TVを再定義するTV、みたいなものはなくても。
かつてTVは、CESにおける花型でしたが、今年CESに出されたTVたちはかなり退屈でした。でもそれは、悪いことではないんです。
CES 2016でもっとも印象に残ったTVは、やはりというべきか、LGのものでした。これまで長年、奇妙でクレイジーで高価なリビングルームテクノロジーを手がけてきた同社は、今年はクレジットカード4枚分より薄い4K有機ELTVを披露しました。今一般的にTVは壁に掛けるか、壁際に置かれるかで、厚さが2センチなのか2ミリなのかというのはそこまで気にしない人が多いと思いますが…。
もうひとつ注目だったのは、サムスンやソニーの背面美人TVでしょう。スティーブ・ジョブズも「良い家具職人は家具の裏の板にも良いものを使う」と言っていましたし、TVだって裏側まできれいにしなきゃ、ということなのでしょうか。

一方ソニーが発表したBacklight Master Technologyなるものは、TV画面がものすごく明るくて目がくらむほどです。まばゆいほどの美しさというか、まぶしくてよく見えないというか、微妙なとこです。
またサムスンからはもうひとつ、「世界初のベゼルなしTV」を謳うカーブした88インチTVも発表されました。
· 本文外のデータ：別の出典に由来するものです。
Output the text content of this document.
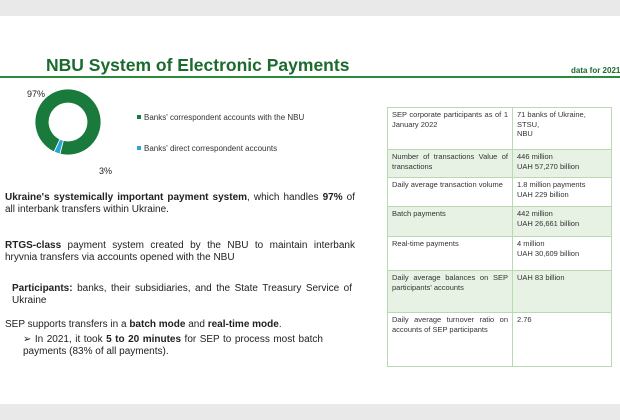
NBU System of Electronic Payments	data for 2021
97%
3%
Banks' correspondent accounts with the NBU
Banks' direct correspondent accounts
Ukraine's systemically important payment system, which handles 97% of all interbank transfers within Ukraine.
RTGS-class payment system created by the NBU to maintain interbank hryvnia transfers via accounts opened with the NBU
Participants: banks, their subsidiaries, and the State Treasury Service of Ukraine
SEP supports transfers in a batch mode and real-time mode.
➢ In 2021, it took 5 to 20 minutes for SEP to process most batch payments (83% of all payments).
SEP corporate participants as of 1 January 2022	71 banks of Ukraine,
STSU,
NBU

Number of transactions Value of transactions	446 million
UAH 57,270 billion

Daily average transaction volume	1.8 million payments
UAH 229 billion

Batch payments	442 million
UAH 26,661 billion

Real-time payments	4 million
UAH 30,609 billion

Daily average balances on SEP participants' accounts	UAH 83 billion

Daily average turnover ratio on accounts of SEP participants	2.76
ただ実際はほんのちょっとだけ、ベゼルあるんですけどね。

他にもありとあらゆるTVメーカーがあらゆるTVのスペックをそれなりに向上させ、画質を高め、スマートTV機能を搭載し、ハイダイナミックレンジ(HDR)ビデオをサポートするなどしています。黒はより黒く、白はより白く、それは素晴らしいことです。でもどれもこれも、TVの見方を根本的に変えるものではありません。
実際、きれいなTVを見ようと思ったら、飛行機乗ってラスベガスのCESまで行く必要なんかないんです。今家電量販店にある新しいTVがすでにものすごくきれいなんです。言い換えれば、今年CESで華々しく発表されたTVが物足りないってことは、今までのTV技術の進歩のあらわれなんです。
今売られている一番安い4KTVでも、古い720pのスクリーンと見比べれば、そのシャープな解像度に目はとろけ、バリバリのコントラスト比に垂涎すること必至です。かつてLED TVも当時としてはきれいだったけれど、最初はすごく高価だったし、薄くもありませんでした。比べると今どきの4KTVはもっときれいでもっと薄く、しかも手頃な価格から手に入ります。
さらにCESでムダにすごい新機種が登場することで、地味だけど実用上充分以上の機種の価格は下がっていきます。ごく普通の4Kの55インチTVなんて、どこのメーカーのものでもだいたい800ドル(約9万6000円)とかで買えます。一方ソニーのLEDバックライトTVの場合、2004年の時点で46インチのモデルが1万ドル(約120万円)以上してました。米Gizmodoの当時の記事がこれです。
我々は、TVが大きな箱に真空管を詰めたものだった時代から、液晶やLEDが高価だった時代を越えて現在に至ります。そして今、イノベーションはちょっと飽和状態にあります。とりあえず4Kの次は8Kへと解像度を追求していくんでしょうが、じゃあその次は画面が割れるんでしょうか? 何が来るのか、予想は難しいのが現状です。
でも退屈だろうが的外れだろうが、新しいTVが出てくることで、既存のモデルは確実に安くなっていきます。最先端でなくても相当すごいものがより手頃に手に入るなんて、素晴らしい時代じゃないでしょうか?